In politics, the liberal focus on influencing government and controlling the status of other people allows the left to claim the mantle of superior compassion. Because leftists talk more about the welfare of strangers, they portray themselves as more idealistic and more concerned with humanity at large. By contrast, the conservative emphasis on private institutions – businesses, families, churches – is often derided as selfish and insular.
The left enjoys a second built-in political advantage: because of its emphasis on the importance of public life and governmental activism, the most ambitious and gifted people in the progressive community will often choose politics as a higher calling. Conservatives, with their preoccupation with the private sector, will much more likely choose to emphasize building families, businesses or communities rather than constructing electoral careers.
This means that those observers who perceive superior political ability on the liberal side of the spectrum are probably correct. Moreover, it’s a structural imbalance, and not a temporary aberration – a reflection of the fact that the left sees government as a source of enlightenment and accomplishment, while the right views government as a locus of corruption and potential tyranny. It’s not surprising that those who look on bureaucracy and political power most favorably will choose disproportionately to involve themselves in those pursuits.

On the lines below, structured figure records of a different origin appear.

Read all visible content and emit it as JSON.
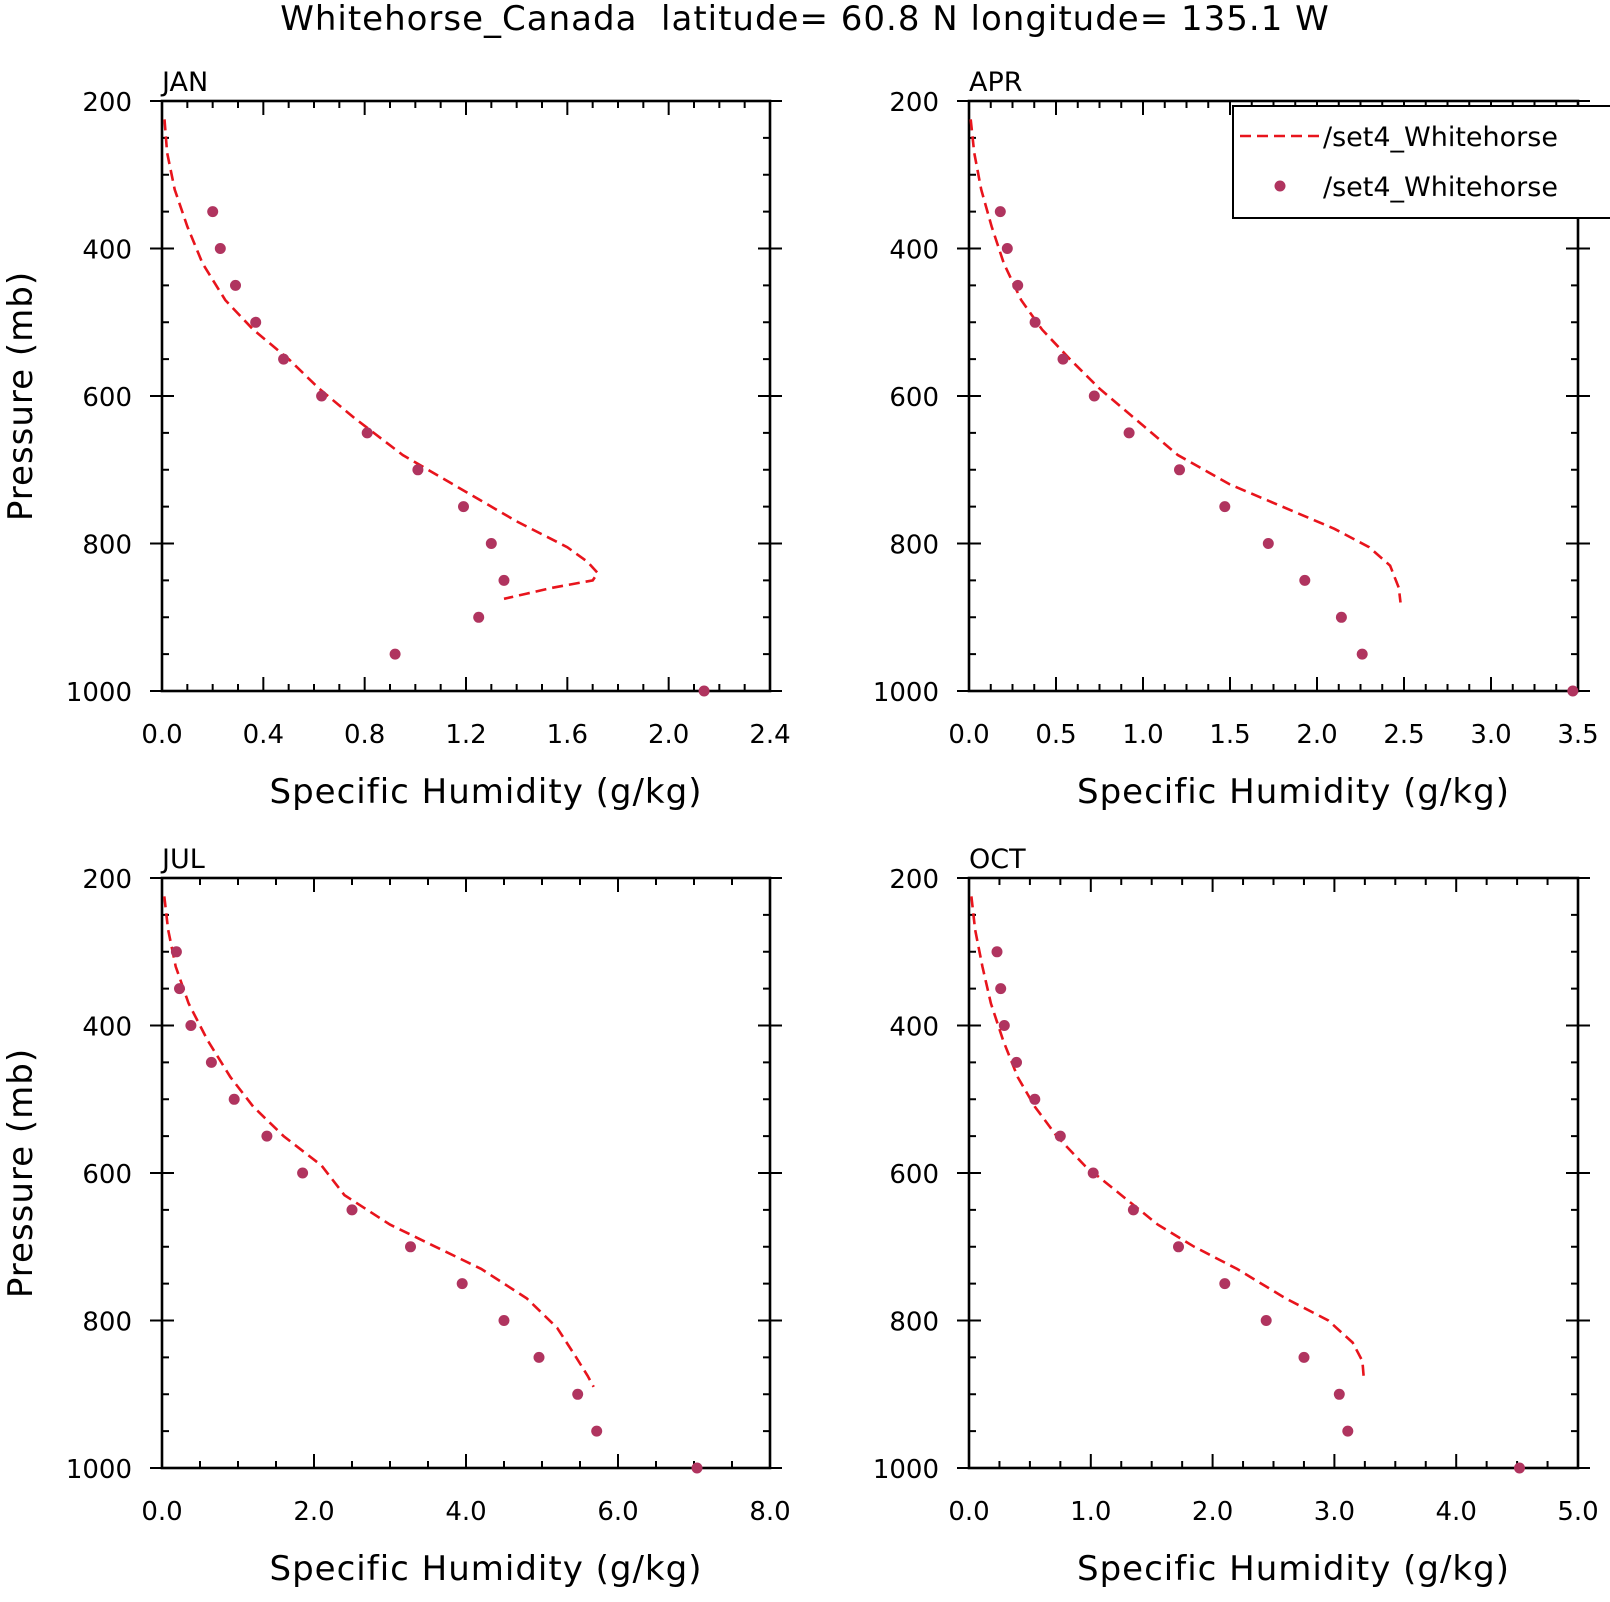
{
  "figure": {
    "title": "Whitehorse_Canada  latitude= 60.8 N longitude= 135.1 W"
  },
  "legend": {
    "entries": [
      {
        "label": "/set4_Whitehorse",
        "style": "dashed-line",
        "color": "#e8141c"
      },
      {
        "label": "/set4_Whitehorse",
        "style": "dot",
        "color": "#b0345f"
      }
    ]
  },
  "colors": {
    "line": "#e8141c",
    "dots": "#b0345f",
    "axes": "#000000"
  },
  "chart_data": [
    {
      "type": "line",
      "title": "JAN",
      "xlabel": "Specific Humidity (g/kg)",
      "ylabel": "Pressure (mb)",
      "xlim": [
        0,
        2.4
      ],
      "ylim": [
        200,
        1000
      ],
      "y_reversed": true,
      "xticks": [
        "0.0",
        "0.4",
        "0.8",
        "1.2",
        "1.6",
        "2.0",
        "2.4"
      ],
      "yticks": [
        "200",
        "400",
        "600",
        "800",
        "1000"
      ],
      "series": [
        {
          "style": "dashed-line",
          "x": [
            0.01,
            0.02,
            0.05,
            0.1,
            0.16,
            0.25,
            0.36,
            0.5,
            0.62,
            0.76,
            0.95,
            1.15,
            1.4,
            1.6,
            1.68,
            1.72,
            1.7,
            1.54,
            1.44,
            1.35
          ],
          "y": [
            225,
            270,
            320,
            370,
            420,
            470,
            510,
            550,
            590,
            630,
            680,
            720,
            770,
            805,
            825,
            840,
            850,
            860,
            868,
            875
          ]
        },
        {
          "style": "dots",
          "x": [
            0.2,
            0.23,
            0.29,
            0.37,
            0.48,
            0.63,
            0.81,
            1.01,
            1.19,
            1.3,
            1.35,
            1.25,
            0.92,
            2.14
          ],
          "y": [
            350,
            400,
            450,
            500,
            550,
            600,
            650,
            700,
            750,
            800,
            850,
            900,
            950,
            1000
          ]
        }
      ]
    },
    {
      "type": "line",
      "title": "APR",
      "xlabel": "Specific Humidity (g/kg)",
      "ylabel": "",
      "xlim": [
        0,
        3.5
      ],
      "ylim": [
        200,
        1000
      ],
      "y_reversed": true,
      "xticks": [
        "0.0",
        "0.5",
        "1.0",
        "1.5",
        "2.0",
        "2.5",
        "3.0",
        "3.5"
      ],
      "yticks": [
        "200",
        "400",
        "600",
        "800",
        "1000"
      ],
      "series": [
        {
          "style": "dashed-line",
          "x": [
            0.01,
            0.03,
            0.07,
            0.13,
            0.2,
            0.3,
            0.42,
            0.58,
            0.75,
            0.95,
            1.2,
            1.5,
            1.8,
            2.1,
            2.3,
            2.42,
            2.47,
            2.48
          ],
          "y": [
            225,
            270,
            320,
            370,
            420,
            470,
            510,
            550,
            590,
            630,
            680,
            720,
            750,
            780,
            805,
            830,
            860,
            880
          ]
        },
        {
          "style": "dots",
          "x": [
            0.18,
            0.22,
            0.28,
            0.38,
            0.54,
            0.72,
            0.92,
            1.21,
            1.47,
            1.72,
            1.93,
            2.14,
            2.26,
            3.47
          ],
          "y": [
            350,
            400,
            450,
            500,
            550,
            600,
            650,
            700,
            750,
            800,
            850,
            900,
            950,
            1000
          ]
        }
      ]
    },
    {
      "type": "line",
      "title": "JUL",
      "xlabel": "Specific Humidity (g/kg)",
      "ylabel": "Pressure (mb)",
      "xlim": [
        0,
        8
      ],
      "ylim": [
        200,
        1000
      ],
      "y_reversed": true,
      "xticks": [
        "0.0",
        "2.0",
        "4.0",
        "6.0",
        "8.0"
      ],
      "yticks": [
        "200",
        "400",
        "600",
        "800",
        "1000"
      ],
      "series": [
        {
          "style": "dashed-line",
          "x": [
            0.03,
            0.08,
            0.18,
            0.35,
            0.6,
            0.9,
            1.2,
            1.6,
            2.1,
            2.4,
            3.0,
            3.6,
            4.2,
            4.8,
            5.2,
            5.45,
            5.6,
            5.68
          ],
          "y": [
            225,
            270,
            320,
            370,
            420,
            470,
            510,
            550,
            590,
            630,
            670,
            700,
            730,
            770,
            810,
            850,
            875,
            890
          ]
        },
        {
          "style": "dots",
          "x": [
            0.19,
            0.23,
            0.38,
            0.65,
            0.95,
            1.38,
            1.85,
            2.5,
            3.27,
            3.95,
            4.5,
            4.96,
            5.47,
            5.72,
            7.04
          ],
          "y": [
            300,
            350,
            400,
            450,
            500,
            550,
            600,
            650,
            700,
            750,
            800,
            850,
            900,
            950,
            1000
          ]
        }
      ]
    },
    {
      "type": "line",
      "title": "OCT",
      "xlabel": "Specific Humidity (g/kg)",
      "ylabel": "",
      "xlim": [
        0,
        5
      ],
      "ylim": [
        200,
        1000
      ],
      "y_reversed": true,
      "xticks": [
        "0.0",
        "1.0",
        "2.0",
        "3.0",
        "4.0",
        "5.0"
      ],
      "yticks": [
        "200",
        "400",
        "600",
        "800",
        "1000"
      ],
      "series": [
        {
          "style": "dashed-line",
          "x": [
            0.02,
            0.05,
            0.11,
            0.18,
            0.28,
            0.4,
            0.54,
            0.72,
            0.95,
            1.25,
            1.55,
            1.85,
            2.2,
            2.6,
            2.95,
            3.15,
            3.23,
            3.24
          ],
          "y": [
            225,
            270,
            320,
            370,
            420,
            470,
            510,
            550,
            590,
            630,
            670,
            700,
            730,
            770,
            800,
            830,
            855,
            875
          ]
        },
        {
          "style": "dots",
          "x": [
            0.23,
            0.26,
            0.29,
            0.39,
            0.54,
            0.75,
            1.02,
            1.35,
            1.72,
            2.1,
            2.44,
            2.75,
            3.04,
            3.11,
            4.52
          ],
          "y": [
            300,
            350,
            400,
            450,
            500,
            550,
            600,
            650,
            700,
            750,
            800,
            850,
            900,
            950,
            1000
          ]
        }
      ]
    }
  ]
}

Conservatives, meanwhile, enjoy a mirror-image structural advantage when it comes to personal happiness. It is obviously much easier to control your own circumstances than to secure the welfare of society at large. It’s inherently more possible and more satisfying to influence yourself and your intimates than to impact millions upon millions of utter strangers.
In other words, it’s easier to change yourself than to change the world. It’s therefore only logical that conservatives would report far higher levels of contentment and personal happiness than liberals, according to Syracuse University’s Arthur Brooks (author of “Gross National Happiness”), and everyone else who’s studied the subject.
Both conservatives and liberals pursue power, but the left wants to influence other people and society at large while right-wingers want enhanced control over their personal circumstances. That contrast may give liberals the edge in many political scraps, but conservatives will still have a better and more satisfying time in the process.